Sevilla Plaza de Espana Die Hauptstadt in Andalusien, und die viertgrößte Stadt Spaniens, ist Sevilla. Hier können Touristen die Grabstätte des Christoph Kolumbus besuchen oder die Reste der riesigen Ringmauer erforschen, die einmal die ganze Stadt umrandet hat. Von ihren 66 Türmen sind leider nur noch einige Ruinen erhalten - aber sie sind für jeden historisch interessierten Touristen in Andalusien immer noch sehenswert. Das Stadtzentrum der Hauptstadt, die Altstadt, ist ein großes Labyrinth aus kleinen Gassen und Straßen, die mit unzähligen Geschäften und Restaurants gespickt sind. Allein für die Besichtigung der Altstadt sollten sich Touristen ein bis zwei Tage Zeit nehmen. Sevilla in Andalusien bietet auch historische Bauwerke wie zum Beispiel die Kathedrale Maria de la Sede. Die in den Jahren 1401-1519 gebaute gothische Kirche ist die größte gotische Kathedrale der Welt und gehört zum Weltkulturerbe der UNESCO.

Zweimal im Jahr sind die Straßen in Andalusien vom Flamenco beherrscht. Zur Karwoche, die Semana Santa, und zur Aprilmesse, die Feria de Abril, begeben sich alle Familien im Flamenco-Gewand auf die Straße und feiern mit Freunden und Bekannten in unzähligen kleinen Festzelten. Die Damen, las Flamencas genannt, tragen wunderschöne Flamencokleider und die Herren ihren besten Sonntagsanzug. Selbst die Schulen sind in dieser Zeit in Andalusien geschlossen.

Zwischen März und Oktober ist in Andalusien Stierkampfsaison. Während dieser Zeit kann man sich die Stierkämpfe in verschiedenen Arenen ansehen. Der Stierkampf ist seit langem ein heißes Disskusionsthema und teilt die Menschen in Befürworter und Gegner. Die Kämpfe finden auch in Andalusien trotz Protesten jedes Jahr statt. Ein Stierkampf ist für Hartgesottene auf jeden Fall sehenswert und spiegelt eine jahrhundertealte Tradition der spanischen Kultur wider. Insofern ist ein Besuch eines Stierkampfes bei einem Aufenthalt in Andalusien fast schon ein Muss.

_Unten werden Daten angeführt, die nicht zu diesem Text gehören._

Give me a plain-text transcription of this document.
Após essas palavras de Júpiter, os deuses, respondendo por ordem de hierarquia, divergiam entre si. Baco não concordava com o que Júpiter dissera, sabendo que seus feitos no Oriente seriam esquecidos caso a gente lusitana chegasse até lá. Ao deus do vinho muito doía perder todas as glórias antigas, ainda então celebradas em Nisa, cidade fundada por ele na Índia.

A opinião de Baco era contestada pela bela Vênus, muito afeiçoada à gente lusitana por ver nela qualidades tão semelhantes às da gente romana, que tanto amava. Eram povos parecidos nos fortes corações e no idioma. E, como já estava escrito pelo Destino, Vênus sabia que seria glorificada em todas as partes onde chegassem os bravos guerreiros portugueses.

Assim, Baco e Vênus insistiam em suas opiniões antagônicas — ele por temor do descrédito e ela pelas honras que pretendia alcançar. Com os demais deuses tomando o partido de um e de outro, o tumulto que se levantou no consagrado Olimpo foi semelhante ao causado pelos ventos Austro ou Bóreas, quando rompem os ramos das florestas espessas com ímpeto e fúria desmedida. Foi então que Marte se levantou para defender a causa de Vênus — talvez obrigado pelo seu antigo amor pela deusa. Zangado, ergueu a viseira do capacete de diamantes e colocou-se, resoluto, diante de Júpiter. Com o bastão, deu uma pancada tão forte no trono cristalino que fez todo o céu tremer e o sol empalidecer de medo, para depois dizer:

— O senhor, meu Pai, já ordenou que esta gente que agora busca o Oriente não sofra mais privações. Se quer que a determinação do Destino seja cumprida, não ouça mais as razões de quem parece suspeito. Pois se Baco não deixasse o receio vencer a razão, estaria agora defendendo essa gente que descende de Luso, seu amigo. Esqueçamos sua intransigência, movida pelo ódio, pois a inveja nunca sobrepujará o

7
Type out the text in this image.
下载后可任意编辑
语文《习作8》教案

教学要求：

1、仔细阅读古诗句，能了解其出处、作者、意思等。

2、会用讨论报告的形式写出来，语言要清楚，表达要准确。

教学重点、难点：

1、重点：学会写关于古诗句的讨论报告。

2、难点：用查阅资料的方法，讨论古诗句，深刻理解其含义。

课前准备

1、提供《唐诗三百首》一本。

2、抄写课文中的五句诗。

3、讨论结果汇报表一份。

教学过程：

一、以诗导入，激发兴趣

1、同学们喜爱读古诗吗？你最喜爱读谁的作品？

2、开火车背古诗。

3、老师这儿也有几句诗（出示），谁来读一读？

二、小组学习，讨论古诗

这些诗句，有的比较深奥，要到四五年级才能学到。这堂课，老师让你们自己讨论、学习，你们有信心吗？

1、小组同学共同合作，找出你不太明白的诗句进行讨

Ein weiteres Portal von uns finden Sie auf www.Andalusien.de. Dort können Sie auch Andalusien Hotels und Ferienwohnungen buchen und finden außderdem Informationen über die Regionen in Andalusien. Die Vor- und Nachteile der jeweiligen Unterkünfte muss jeder für sich selbst abwägen. Grundsätzlich kann man sagen, dass man in einem Andalusien Hotel weniger Pflichten hat, aber andererseits auch gebundener ist, z.B. an Essenszeiten etc. Die Fincas und Ferienwohnungen bieten dagegen oft Einblicke in die Lebensweise der dortigen Bevölkerung, da man sich mitten unter ihnen befindet und schneller auch Kontakte knüpft.